O gemido enjoadinho do gancho da rede no vai e vem da tarde em brasa. Fora isso, silêncio modorrento. Vez em quando, um latido longe, preguiçoso. E nenhum piu de passarinho enfeitando a preguiça.
Lá de cima, a sombra mansa da copa da goiabeira contorna a paisagem, arremata. Espalhada pelo quintal, a velha árvore guarda o cochilo da casa, e mancha que nem onça parda as volutas dos galhos grossos e seguros – ponto de apoio, esconderijo, dente na carne macia, sem medo do bicho. “Bicho de goiaba é goiaba, uai”.
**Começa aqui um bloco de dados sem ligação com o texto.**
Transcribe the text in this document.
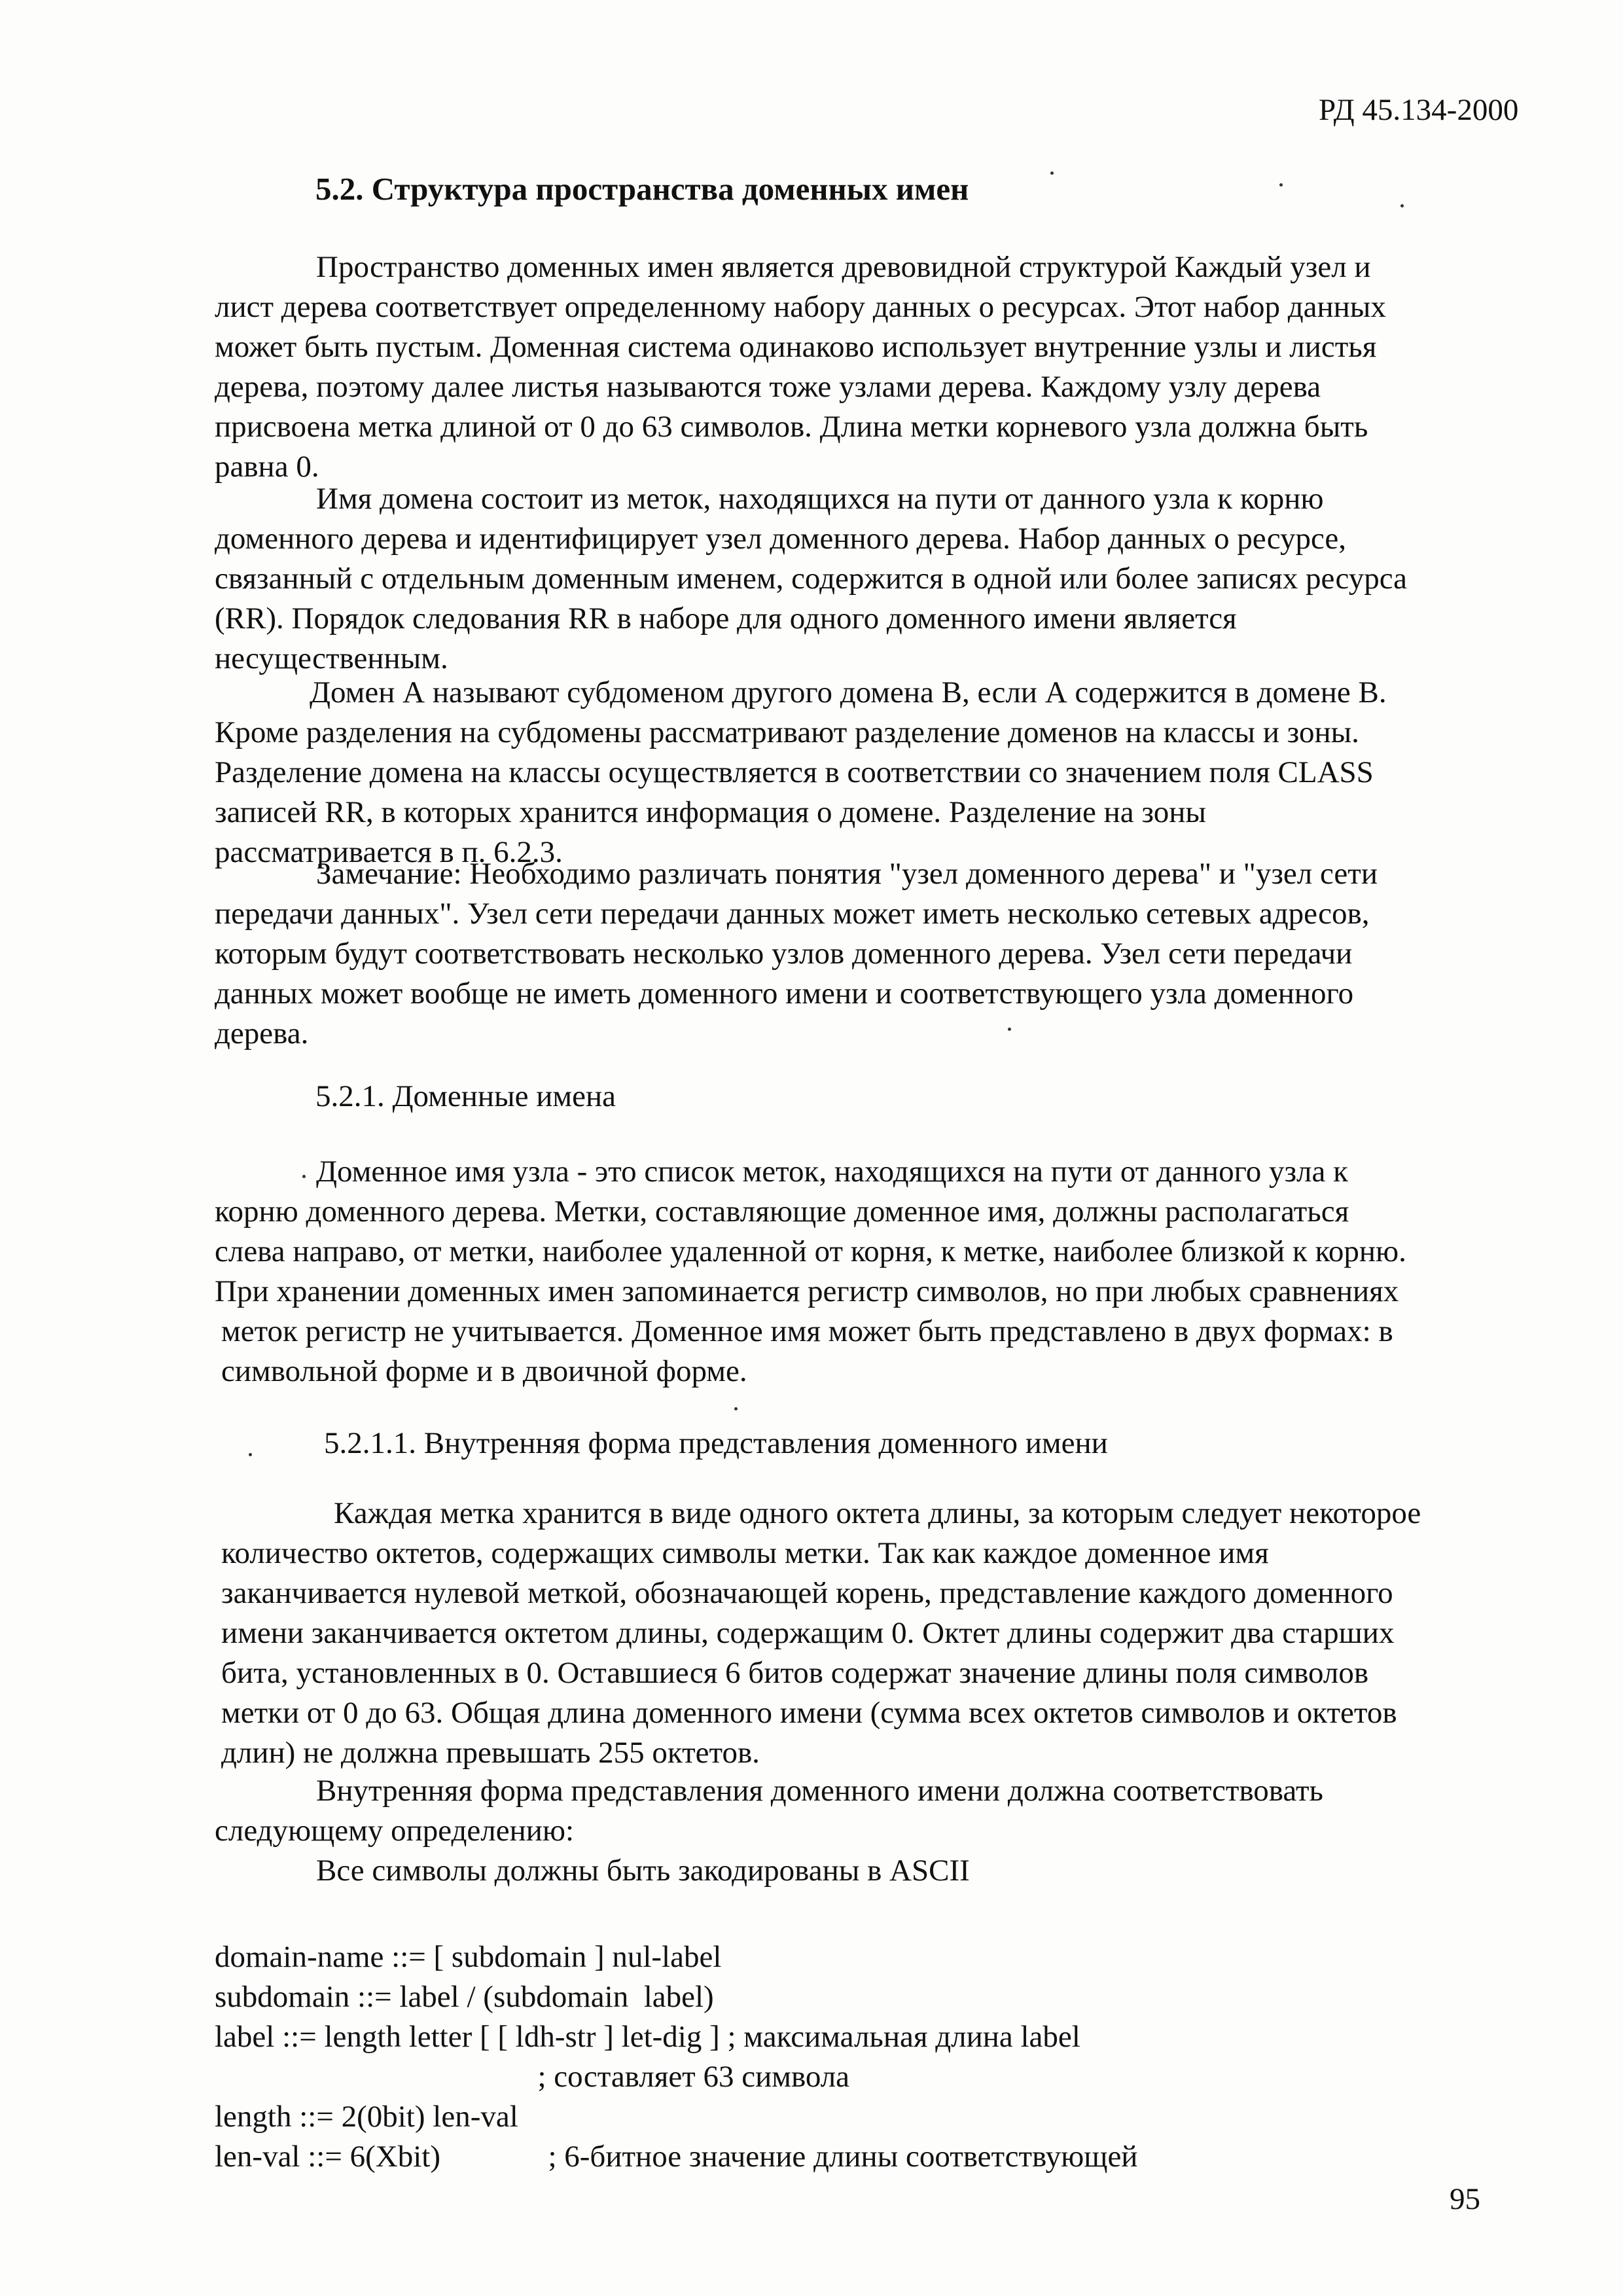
РД 45.134-2000
5.2. Структура пространства доменных имен
Пространство доменных имен является древовидной структурой Каждый узел и
лист дерева соответствует определенному набору данных о ресурсах. Этот набор данных
может быть пустым. Доменная система одинаково использует внутренние узлы и листья
дерева, поэтому далее листья называются тоже узлами дерева. Каждому узлу дерева
присвоена метка длиной от 0 до 63 символов. Длина метки корневого узла должна быть
равна 0.
Имя домена состоит из меток, находящихся на пути от данного узла к корню
доменного дерева и идентифицирует узел доменного дерева. Набор данных о ресурсе,
связанный с отдельным доменным именем, содержится в одной или более записях ресурса
(RR). Порядок следования RR в наборе для одного доменного имени является
несущественным.
Домен А называют субдоменом другого домена В, если А содержится в домене В.
Кроме разделения на субдомены рассматривают разделение доменов на классы и зоны.
Разделение домена на классы осуществляется в соответствии со значением поля CLASS
записей RR, в которых хранится информация о домене. Разделение на зоны
рассматривается в п. 6.2.3.
Замечание: Необходимо различать понятия "узел доменного дерева" и "узел сети
передачи данных". Узел сети передачи данных может иметь несколько сетевых адресов,
которым будут соответствовать несколько узлов доменного дерева. Узел сети передачи
данных может вообще не иметь доменного имени и соответствующего узла доменного
дерева.
5.2.1. Доменные имена
Доменное имя узла - это список меток, находящихся на пути от данного узла к
корню доменного дерева. Метки, составляющие доменное имя, должны располагаться
слева направо, от метки, наиболее удаленной от корня, к метке, наиболее близкой к корню.
При хранении доменных имен запоминается регистр символов, но при любых сравнениях
меток регистр не учитывается. Доменное имя может быть представлено в двух формах: в
символьной форме и в двоичной форме.
5.2.1.1. Внутренняя форма представления доменного имени
Каждая метка хранится в виде одного октета длины, за которым следует некоторое
количество октетов, содержащих символы метки. Так как каждое доменное имя
заканчивается нулевой меткой, обозначающей корень, представление каждого доменного
имени заканчивается октетом длины, содержащим 0. Октет длины содержит два старших
бита, установленных в 0. Оставшиеся 6 битов содержат значение длины поля символов
метки от 0 до 63. Общая длина доменного имени (сумма всех октетов символов и октетов
длин) не должна превышать 255 октетов.
Внутренняя форма представления доменного имени должна соответствовать
следующему определению:
Все символы должны быть закодированы в ASCII
domain-name ::= [ subdomain ] nul-label
subdomain ::= label / (subdomain  label)
label ::= length letter [ [ ldh-str ] let-dig ] ; максимальная длина label
; составляет 63 символа
length ::= 2(0bit) len-val
len-val ::= 6(Xbit)              ; 6-битное значение длины соответствующей
95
Nem é preciso mais nada, a não ser a adivinhação do tacho lá no fundo, reluzindo ouro no sol da tarde, rasgado nas rebarbas pela pá de madeira mergulhando na polpa madura, buliçosa, escarlate. Tem cheiro esta tarde de goiabeira-goiaba-goiabada. E ele fende as narinas até o coração. Gruda no oco do estômago, antecipando-se doce; alinhava o canteiro de margaridas, o galinheiro, a parede descascada. Nem mesmo o jasmineiro carregado perfuma mais.
Uma alegria danada bulindo os sentidos; pés encardidos, vestido curto, pescoço suado e a certeza absoluta de que os anjos da guarda lá da matriz fogem do altar nestas tardes doces; aqueles gorduchos, lambendo os beiços.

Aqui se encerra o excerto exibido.